Library officials said it’s difficult to determine how many employees are eligible for the program as of its approval, as some employees have worked with other state employers and have accumulated service years in their retirement plans through those work opportunities.
But the program will be available to employees who are eligible on or before Aug. 31 this year for a reduced or unreduced retirement through the Ohio Public Employees Retirement System. Under the state’s traditional retirement plan, workers must meet specific age and service requirements — an employee of any age who has served 30 years of service could be eligible for unreduced state retirement benefits, for example.
The payout will be a lump-sum payment equal to 75% of an employee’s accrued but unused sick leave as of that employee’s separation date, which must be on or before Aug. 31.
Library officials said they’re offering the one-time voluntary retirement program “due to the immediate need to balance our budget, address the uncertainty surrounding Library funding sources, and implement sustainable solutions,” according to meeting records.
“The library is making this program available to staff because we are anticipating cuts from the budget that has been presented at the state,” said Dayton Metro Library External Relations and Development Director Debi Chess. “Based on current data, we anticipate substantial cuts over the next two years.
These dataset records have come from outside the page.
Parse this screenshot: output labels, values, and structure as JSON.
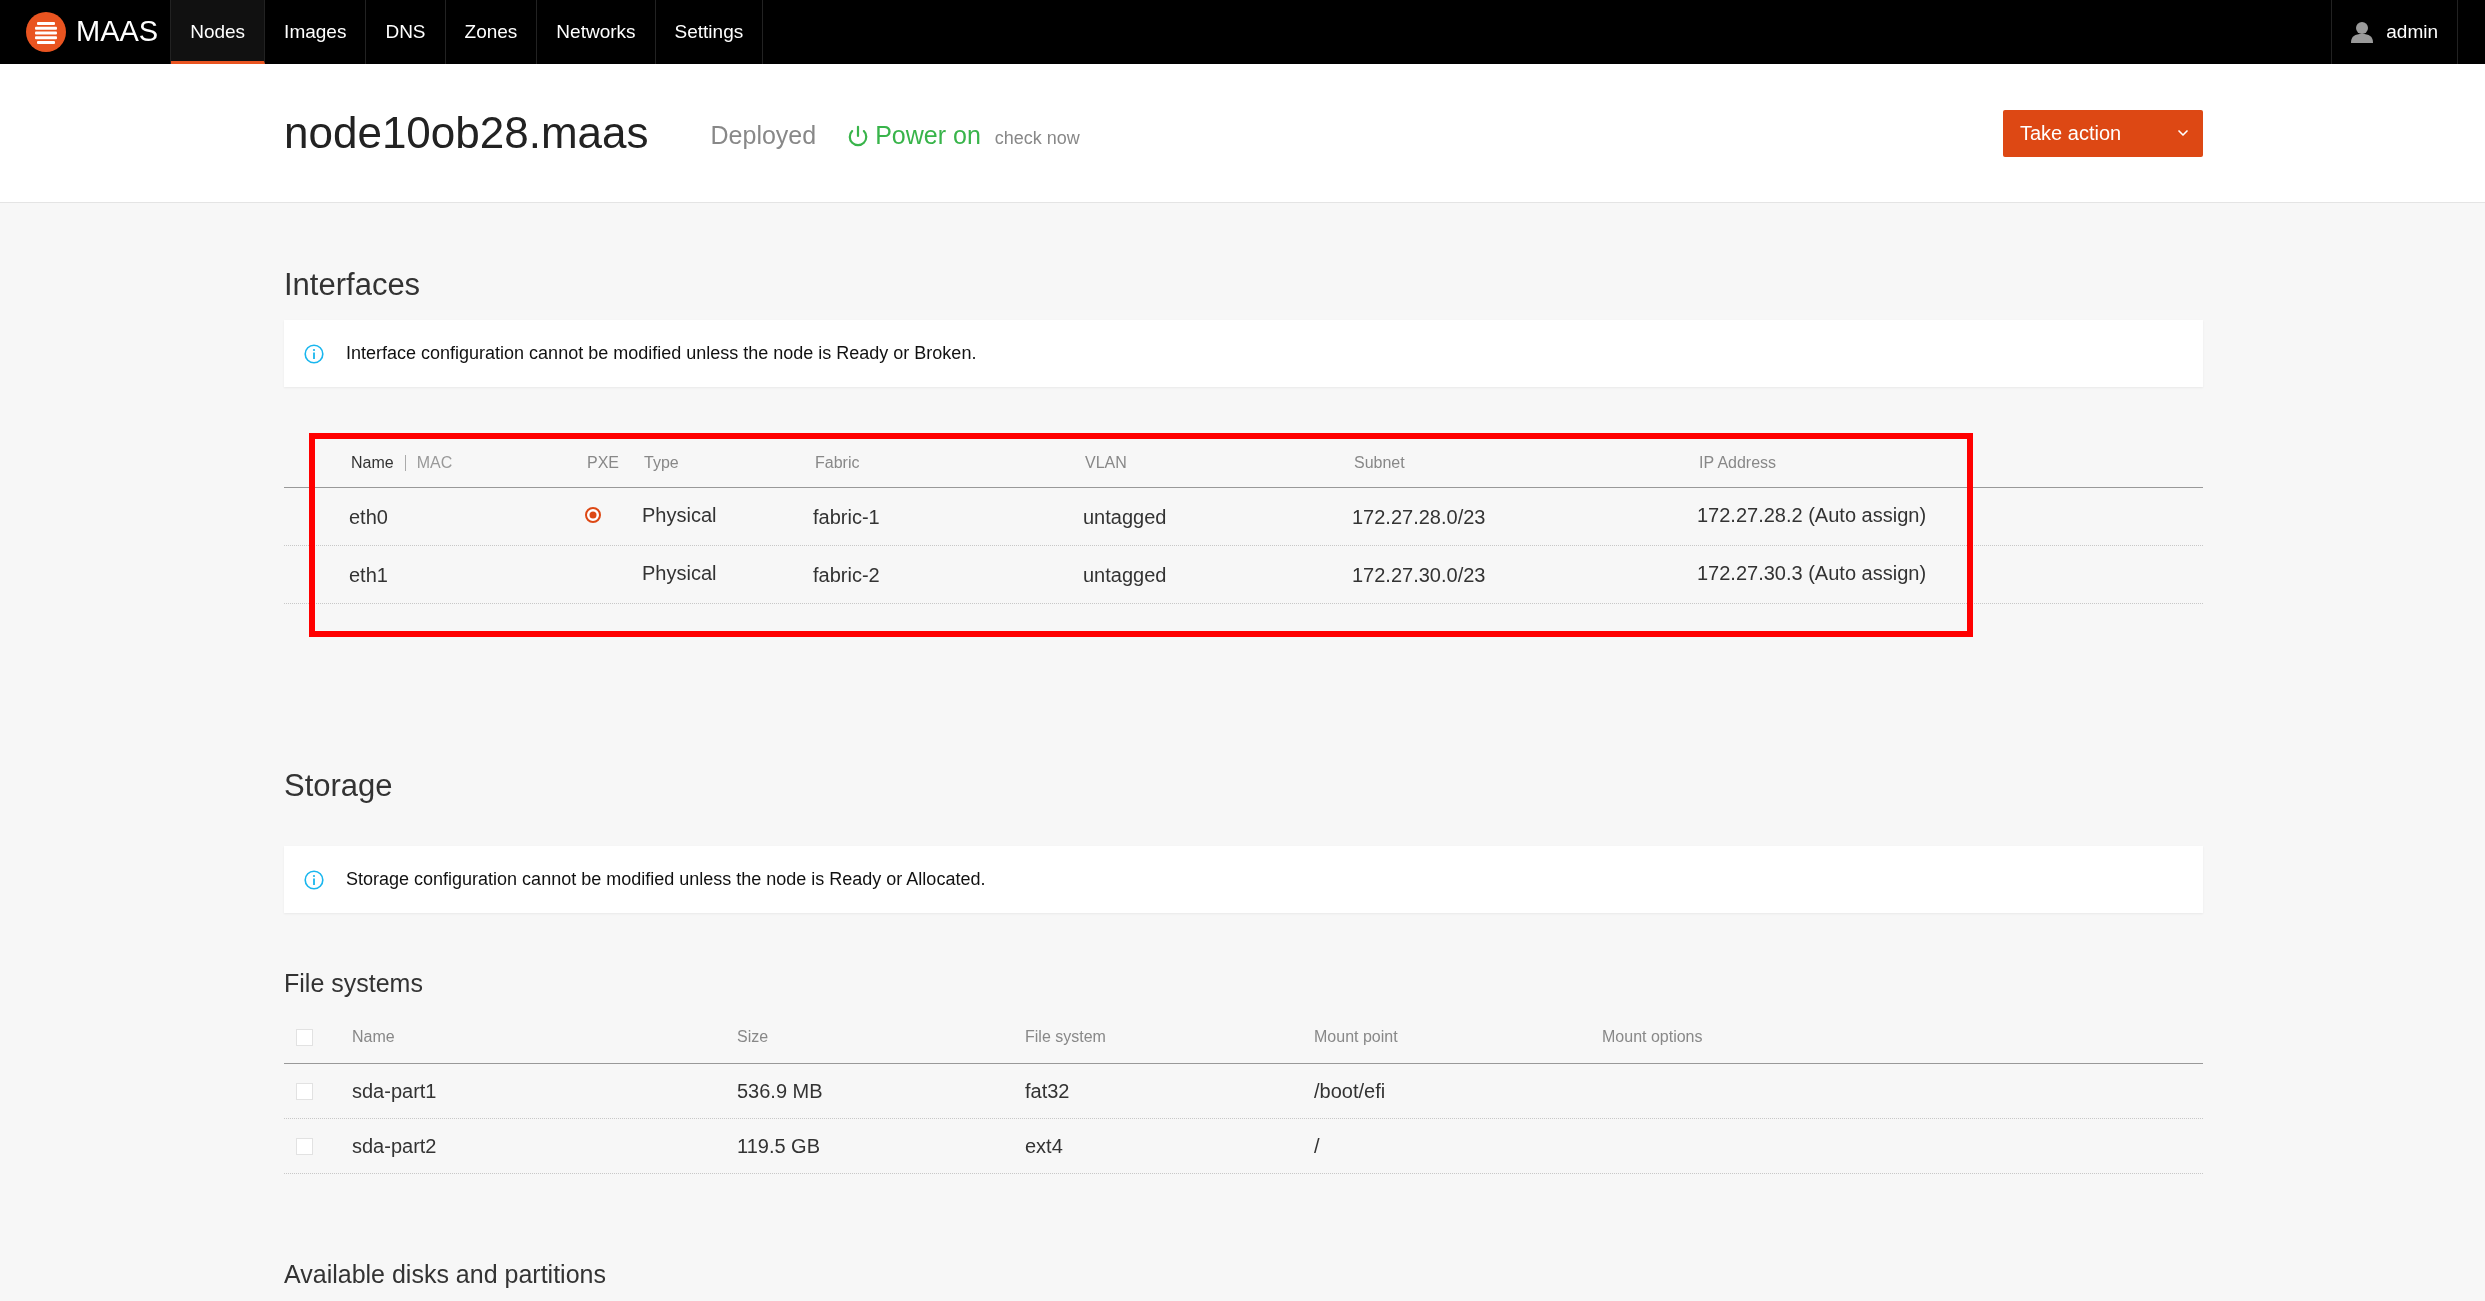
{
  "top_nav": {
    "logo": "MAAS",
    "items": [
      {
        "label": "Nodes",
        "selected": true
      },
      {
        "label": "Images",
        "selected": false
      },
      {
        "label": "DNS",
        "selected": false
      },
      {
        "label": "Zones",
        "selected": false
      },
      {
        "label": "Networks",
        "selected": false
      },
      {
        "label": "Settings",
        "selected": false
      }
    ],
    "user": "admin"
  },
  "header": {
    "title": "node10ob28.maas",
    "status": "Deployed",
    "power": {
      "label": "Power on",
      "on": true
    },
    "check_link": "check now",
    "action_button": "Take action"
  },
  "interfaces": {
    "heading": "Interfaces",
    "notice": "Interface configuration cannot be modified unless the node is Ready or Broken.",
    "name_toggle": [
      {
        "label": "Name",
        "selected": true
      },
      {
        "label": "MAC",
        "selected": false
      }
    ],
    "columns": [
      "PXE",
      "Type",
      "Fabric",
      "VLAN",
      "Subnet",
      "IP Address"
    ],
    "rows": [
      {
        "name": "eth0",
        "pxe": true,
        "type": "Physical",
        "fabric": "fabric-1",
        "vlan": "untagged",
        "subnet": "172.27.28.0/23",
        "ip_address": "172.27.28.2 (Auto assign)"
      },
      {
        "name": "eth1",
        "pxe": false,
        "type": "Physical",
        "fabric": "fabric-2",
        "vlan": "untagged",
        "subnet": "172.27.30.0/23",
        "ip_address": "172.27.30.3 (Auto assign)"
      }
    ]
  },
  "storage": {
    "heading": "Storage",
    "notice": "Storage configuration cannot be modified unless the node is Ready or Allocated.",
    "file_systems": {
      "heading": "File systems",
      "select_all_checked": false,
      "columns": [
        "Name",
        "Size",
        "File system",
        "Mount point",
        "Mount options"
      ],
      "rows": [
        {
          "checked": false,
          "name": "sda-part1",
          "size": "536.9 MB",
          "file_system": "fat32",
          "mount_point": "/boot/efi"
        },
        {
          "checked": false,
          "name": "sda-part2",
          "size": "119.5 GB",
          "file_system": "ext4",
          "mount_point": "/"
        }
      ]
    },
    "available_heading": "Available disks and partitions"
  }
}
This is despite library funding being 0.5% of the state budget.”
The library has also approved other cost-saving measures: an adjustment to hours at locations during the summertime and the delay in paying out bonuses to library managers. The bonus delay amounts to $38,262.48.
Dayton Metro Library Executive Director Jeffrey Trzeciak this month said the library system is continuing to monitor the situation.
“But it seems pretty clear that we’re going to end up with a line-item rather than a percentage of the general fund,” said Trzeciak. “And that will simply make it much easier in the future for the State of Ohio to dramatically reduce the Public Library Fund or entirely eliminate it. So we’re taking measures right now to retain costs.”
State funding for libraries
For years, the Ohio Public Library Fund has received 1.7% of Ohio’s general revenue fund, which is powered by sales and personal income taxes and other revenue sources.
According to the Ohio Library Council, an organization that advocates for public libraries, roughly 51% of the total funding for Ohio’s public libraries comes from the state through the Public Library Fund.
Both the Ohio House and the Ohio Senate have approved proposals to convert the Public Library fund into a line-item in the state budget’s general fund, but they differ on other aspects of library funding, and the legislation is now in conference committee.
Although the Senate’s version of legislation sets aside the same amount of cash for libraries, $490 million in fiscal year 2026 and $500 million in fiscal year 2027, the Senate proposal includes annual transfers of $10.3 million for the State Library of Ohio, the Ohio Public Library Information Network, the Regional Library Systems and the Ohioana Library Association.
This transfer would be made before distributions in state funding are allocated to public libraries. The Ohio Library Council has said that this means “realistically, public libraries will see approximately $479.7 million in (fiscal year 2026) and $489.7 million in (fiscal year 2027).”
For Dayton Metro Library, this could result in more than $700,000 in reduced funds in the next fiscal year.
Roughly 78% of the PLF funds allocated to Montgomery County was set aside for Dayton Metro Library for the 2025 fiscal year. This $20 million allocation represents nearly half of the library’s budget for the 2025 fiscal year.
And Montgomery County residents last year passed a one-mill, five-year library levy that will generate $10.5 million per year for the library. This money covers existing operations and services at the library system.
But library advocates say a provision in the current state budget would allow county budget commissions to reverse a voter-approved levy. Chess says this would be “devastating to organizations and institutions to whom voters have entrusted to deliver much-needed services, resources, and programs to their communities.”
“We are being proactive since staff costs represent approximately 65% of our total budget. We want to be good stewards of taxpayer dollars and are simply trying to reduce our expenditures,” Chess said.